As history bears testimony to the fact, one of the main reasons for the failure of development and poverty alleviation programs in Pakistan has been the lack of devolution or excessive centralization. Political interference also tends to create inconsistency and adhocism for such programs that results in their failure. There are several thousand people, if not more, who make a living out of the poverty alleviation agenda. This includes those at the top of hierarchical structures, experts serving as consultants in collaboration with key lenders, and those working in the field down the pecking order. They gobble up a sizeable share of the total spending, including the aid inflow, meant to serve the poverty-stricken multitude. The lenders are not beyond blame either: they knowingly depend on sub-optimal national data and do little, if anything, to force the government to produce something credible. Multiple UN agencies, World Bank, Department for International Development (DFID), Asian Development Bank (ADB) and other key lenders that have a history of engagement in Pakistan can’t be absolved of the responsibility. They are bureaucratic, high on paperwork and low on performance audit and they are incorruptible is a myth.
These factors should be a relevant concern for Ehsaas program.
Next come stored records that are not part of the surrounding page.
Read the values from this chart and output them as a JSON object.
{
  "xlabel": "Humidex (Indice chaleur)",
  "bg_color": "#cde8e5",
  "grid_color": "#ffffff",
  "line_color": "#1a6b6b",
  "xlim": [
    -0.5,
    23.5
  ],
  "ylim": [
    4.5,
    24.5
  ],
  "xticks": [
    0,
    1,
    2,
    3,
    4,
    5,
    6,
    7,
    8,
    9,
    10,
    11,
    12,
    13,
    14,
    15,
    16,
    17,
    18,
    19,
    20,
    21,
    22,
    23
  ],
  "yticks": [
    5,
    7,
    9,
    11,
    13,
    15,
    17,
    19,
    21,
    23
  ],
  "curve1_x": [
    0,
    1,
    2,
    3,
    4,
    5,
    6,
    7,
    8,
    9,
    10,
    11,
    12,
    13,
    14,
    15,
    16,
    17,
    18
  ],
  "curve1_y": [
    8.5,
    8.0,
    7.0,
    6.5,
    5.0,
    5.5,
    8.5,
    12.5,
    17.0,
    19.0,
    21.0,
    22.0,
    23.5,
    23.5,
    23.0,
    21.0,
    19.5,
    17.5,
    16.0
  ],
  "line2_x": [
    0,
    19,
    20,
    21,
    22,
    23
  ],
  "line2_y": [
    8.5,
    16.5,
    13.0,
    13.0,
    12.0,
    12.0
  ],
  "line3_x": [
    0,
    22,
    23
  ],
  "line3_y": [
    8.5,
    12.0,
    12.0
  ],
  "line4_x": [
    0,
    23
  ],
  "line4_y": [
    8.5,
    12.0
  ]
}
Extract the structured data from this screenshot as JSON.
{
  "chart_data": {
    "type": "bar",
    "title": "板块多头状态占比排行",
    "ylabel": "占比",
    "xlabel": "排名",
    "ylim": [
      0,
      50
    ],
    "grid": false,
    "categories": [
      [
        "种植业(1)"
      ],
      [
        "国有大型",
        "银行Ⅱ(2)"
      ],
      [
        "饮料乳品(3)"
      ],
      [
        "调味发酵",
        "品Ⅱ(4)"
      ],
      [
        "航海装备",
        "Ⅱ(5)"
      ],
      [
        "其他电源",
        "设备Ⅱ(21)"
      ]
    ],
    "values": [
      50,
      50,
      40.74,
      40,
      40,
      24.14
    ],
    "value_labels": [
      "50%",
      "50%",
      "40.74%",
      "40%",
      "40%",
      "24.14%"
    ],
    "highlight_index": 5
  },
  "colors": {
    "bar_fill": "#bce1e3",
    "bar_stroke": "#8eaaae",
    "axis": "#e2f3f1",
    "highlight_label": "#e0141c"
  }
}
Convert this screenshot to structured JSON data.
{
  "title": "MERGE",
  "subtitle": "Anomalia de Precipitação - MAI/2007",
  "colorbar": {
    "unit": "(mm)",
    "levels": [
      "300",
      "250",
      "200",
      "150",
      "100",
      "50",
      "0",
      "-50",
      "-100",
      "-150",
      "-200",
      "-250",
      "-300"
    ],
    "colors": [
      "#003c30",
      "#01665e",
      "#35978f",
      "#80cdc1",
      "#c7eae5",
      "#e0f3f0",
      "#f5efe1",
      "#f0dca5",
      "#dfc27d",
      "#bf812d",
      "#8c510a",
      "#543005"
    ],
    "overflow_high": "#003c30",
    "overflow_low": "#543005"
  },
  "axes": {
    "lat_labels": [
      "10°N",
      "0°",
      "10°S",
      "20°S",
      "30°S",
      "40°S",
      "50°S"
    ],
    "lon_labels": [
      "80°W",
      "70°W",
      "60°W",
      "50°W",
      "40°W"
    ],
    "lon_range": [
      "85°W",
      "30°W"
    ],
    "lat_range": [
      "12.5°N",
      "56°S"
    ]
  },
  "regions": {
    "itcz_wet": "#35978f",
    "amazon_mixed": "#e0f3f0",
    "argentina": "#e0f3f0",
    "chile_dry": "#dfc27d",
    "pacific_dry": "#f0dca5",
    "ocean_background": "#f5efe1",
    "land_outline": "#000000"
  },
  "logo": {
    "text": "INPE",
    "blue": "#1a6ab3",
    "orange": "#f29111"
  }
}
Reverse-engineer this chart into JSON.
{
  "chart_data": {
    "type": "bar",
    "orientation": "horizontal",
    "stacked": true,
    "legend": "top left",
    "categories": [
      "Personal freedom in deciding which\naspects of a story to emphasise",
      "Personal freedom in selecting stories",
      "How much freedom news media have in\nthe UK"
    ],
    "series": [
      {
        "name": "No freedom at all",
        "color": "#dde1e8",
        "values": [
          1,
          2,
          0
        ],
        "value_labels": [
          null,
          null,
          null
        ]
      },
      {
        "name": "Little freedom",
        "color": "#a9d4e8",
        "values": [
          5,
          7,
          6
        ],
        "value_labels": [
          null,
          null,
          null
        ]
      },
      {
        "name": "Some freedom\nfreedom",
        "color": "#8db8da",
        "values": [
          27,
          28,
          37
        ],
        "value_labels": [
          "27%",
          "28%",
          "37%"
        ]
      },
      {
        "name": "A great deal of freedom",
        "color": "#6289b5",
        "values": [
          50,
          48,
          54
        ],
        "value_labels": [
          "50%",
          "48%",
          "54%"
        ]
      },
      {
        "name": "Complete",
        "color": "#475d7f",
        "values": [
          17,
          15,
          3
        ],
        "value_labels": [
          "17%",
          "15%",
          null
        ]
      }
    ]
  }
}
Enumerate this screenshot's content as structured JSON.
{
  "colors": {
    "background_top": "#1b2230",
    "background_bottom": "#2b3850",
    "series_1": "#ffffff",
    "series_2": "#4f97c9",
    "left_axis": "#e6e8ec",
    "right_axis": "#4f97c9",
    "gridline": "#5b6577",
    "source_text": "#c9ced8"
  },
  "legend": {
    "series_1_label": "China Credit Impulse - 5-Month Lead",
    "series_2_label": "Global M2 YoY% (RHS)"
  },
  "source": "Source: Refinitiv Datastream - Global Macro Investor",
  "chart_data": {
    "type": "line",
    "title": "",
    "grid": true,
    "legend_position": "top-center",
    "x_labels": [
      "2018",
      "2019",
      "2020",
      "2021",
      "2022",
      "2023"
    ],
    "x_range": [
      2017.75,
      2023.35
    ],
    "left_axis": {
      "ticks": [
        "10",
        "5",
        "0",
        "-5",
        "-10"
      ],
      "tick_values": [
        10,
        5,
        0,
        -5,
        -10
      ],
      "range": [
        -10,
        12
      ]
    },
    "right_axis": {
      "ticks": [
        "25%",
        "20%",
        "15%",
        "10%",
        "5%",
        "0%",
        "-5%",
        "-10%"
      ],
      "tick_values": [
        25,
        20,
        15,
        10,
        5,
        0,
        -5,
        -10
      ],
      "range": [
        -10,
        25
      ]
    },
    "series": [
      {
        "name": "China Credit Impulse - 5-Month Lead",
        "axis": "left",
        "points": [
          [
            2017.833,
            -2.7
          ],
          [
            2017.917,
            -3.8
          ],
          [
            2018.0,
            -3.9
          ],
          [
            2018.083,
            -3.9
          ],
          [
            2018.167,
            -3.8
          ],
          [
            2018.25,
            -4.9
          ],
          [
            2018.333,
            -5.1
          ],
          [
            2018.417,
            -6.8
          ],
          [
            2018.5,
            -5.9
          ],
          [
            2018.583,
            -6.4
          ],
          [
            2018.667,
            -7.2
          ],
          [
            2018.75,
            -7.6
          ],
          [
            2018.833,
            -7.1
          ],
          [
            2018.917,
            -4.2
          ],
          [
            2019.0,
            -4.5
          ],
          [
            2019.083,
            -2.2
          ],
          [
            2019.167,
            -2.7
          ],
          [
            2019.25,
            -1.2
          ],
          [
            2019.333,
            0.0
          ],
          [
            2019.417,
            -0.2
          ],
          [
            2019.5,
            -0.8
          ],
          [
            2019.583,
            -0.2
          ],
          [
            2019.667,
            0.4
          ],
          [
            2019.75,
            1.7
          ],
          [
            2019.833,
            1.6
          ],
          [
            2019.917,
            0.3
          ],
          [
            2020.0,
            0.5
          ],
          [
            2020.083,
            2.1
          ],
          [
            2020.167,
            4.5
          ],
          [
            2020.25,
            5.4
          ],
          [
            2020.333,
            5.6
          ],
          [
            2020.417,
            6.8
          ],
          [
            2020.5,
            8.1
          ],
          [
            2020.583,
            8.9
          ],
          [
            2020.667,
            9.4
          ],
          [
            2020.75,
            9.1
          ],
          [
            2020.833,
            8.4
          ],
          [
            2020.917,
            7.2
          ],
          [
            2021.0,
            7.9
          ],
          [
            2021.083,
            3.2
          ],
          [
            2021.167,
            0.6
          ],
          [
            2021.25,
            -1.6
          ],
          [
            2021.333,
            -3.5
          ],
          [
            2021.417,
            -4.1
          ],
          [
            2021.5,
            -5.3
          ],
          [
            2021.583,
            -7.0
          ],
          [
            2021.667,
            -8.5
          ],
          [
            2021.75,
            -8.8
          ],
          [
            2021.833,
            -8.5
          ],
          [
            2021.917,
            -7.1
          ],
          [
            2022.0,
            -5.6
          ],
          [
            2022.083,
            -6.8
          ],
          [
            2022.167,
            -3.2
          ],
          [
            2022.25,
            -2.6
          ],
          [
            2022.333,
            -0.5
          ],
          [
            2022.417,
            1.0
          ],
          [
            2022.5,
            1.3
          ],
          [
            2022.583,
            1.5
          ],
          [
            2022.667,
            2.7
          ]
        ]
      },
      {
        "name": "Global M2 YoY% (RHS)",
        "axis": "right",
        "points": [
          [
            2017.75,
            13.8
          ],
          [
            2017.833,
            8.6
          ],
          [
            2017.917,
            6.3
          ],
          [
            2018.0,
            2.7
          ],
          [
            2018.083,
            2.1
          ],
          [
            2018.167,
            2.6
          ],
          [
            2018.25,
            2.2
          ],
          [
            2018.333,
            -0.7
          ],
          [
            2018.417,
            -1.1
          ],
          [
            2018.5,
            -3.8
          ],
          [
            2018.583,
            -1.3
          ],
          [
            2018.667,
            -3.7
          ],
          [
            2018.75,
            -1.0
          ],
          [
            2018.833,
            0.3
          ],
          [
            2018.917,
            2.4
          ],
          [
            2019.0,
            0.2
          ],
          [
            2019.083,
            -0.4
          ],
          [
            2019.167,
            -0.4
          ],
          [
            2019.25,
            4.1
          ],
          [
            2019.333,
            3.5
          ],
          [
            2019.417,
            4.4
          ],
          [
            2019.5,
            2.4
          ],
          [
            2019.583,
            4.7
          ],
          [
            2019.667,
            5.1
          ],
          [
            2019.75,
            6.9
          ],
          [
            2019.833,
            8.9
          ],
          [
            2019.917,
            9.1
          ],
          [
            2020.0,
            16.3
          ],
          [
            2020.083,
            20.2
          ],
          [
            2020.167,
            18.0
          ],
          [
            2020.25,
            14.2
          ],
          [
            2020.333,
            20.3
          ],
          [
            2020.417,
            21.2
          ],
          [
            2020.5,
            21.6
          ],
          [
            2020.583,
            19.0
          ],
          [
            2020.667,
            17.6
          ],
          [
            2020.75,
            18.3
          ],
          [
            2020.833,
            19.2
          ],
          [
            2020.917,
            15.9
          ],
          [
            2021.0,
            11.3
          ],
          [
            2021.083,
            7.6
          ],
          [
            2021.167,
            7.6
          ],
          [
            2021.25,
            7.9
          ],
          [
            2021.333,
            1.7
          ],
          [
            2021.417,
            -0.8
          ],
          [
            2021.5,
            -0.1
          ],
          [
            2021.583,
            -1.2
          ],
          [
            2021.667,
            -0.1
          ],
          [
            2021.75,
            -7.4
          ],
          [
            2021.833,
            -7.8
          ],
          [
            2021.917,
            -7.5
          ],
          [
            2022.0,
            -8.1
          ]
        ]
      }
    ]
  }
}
Striking the right balance at this junction is a critical factor for the success of Ehsaas program.
Although reliable statistics are not available on the collective spending on social welfare by the government, non-profit and private sectors, it runs into hundreds of millions of rupees every year. The government, the private sector and the public at large need to redefine their vows to fight poverty. So far the government, through its Ehsaas programme, has several policy windows such as the “National Poverty Graduation Initiative, financial inclusion strategy, and prize funds for innovative solutions such as garbage collecting rickshaws to create jobs. Still, state’s capacity to fight poverty is far from the desired goal. The private sector, though, has partnered with the government in its Langar programme, but its corporate social responsibility programme needs to be streamlined, scrutinised and documented. Pakistan has made a name in philanthropy, and in every nook and corner, charity work is ongoing selflessly. These initiatives must be documented under a governmental window so that they are facilitated and strengthened. The creation of a poverty alleviation ministry can do the needful.
The writer is a PhD Scholar (English Literature).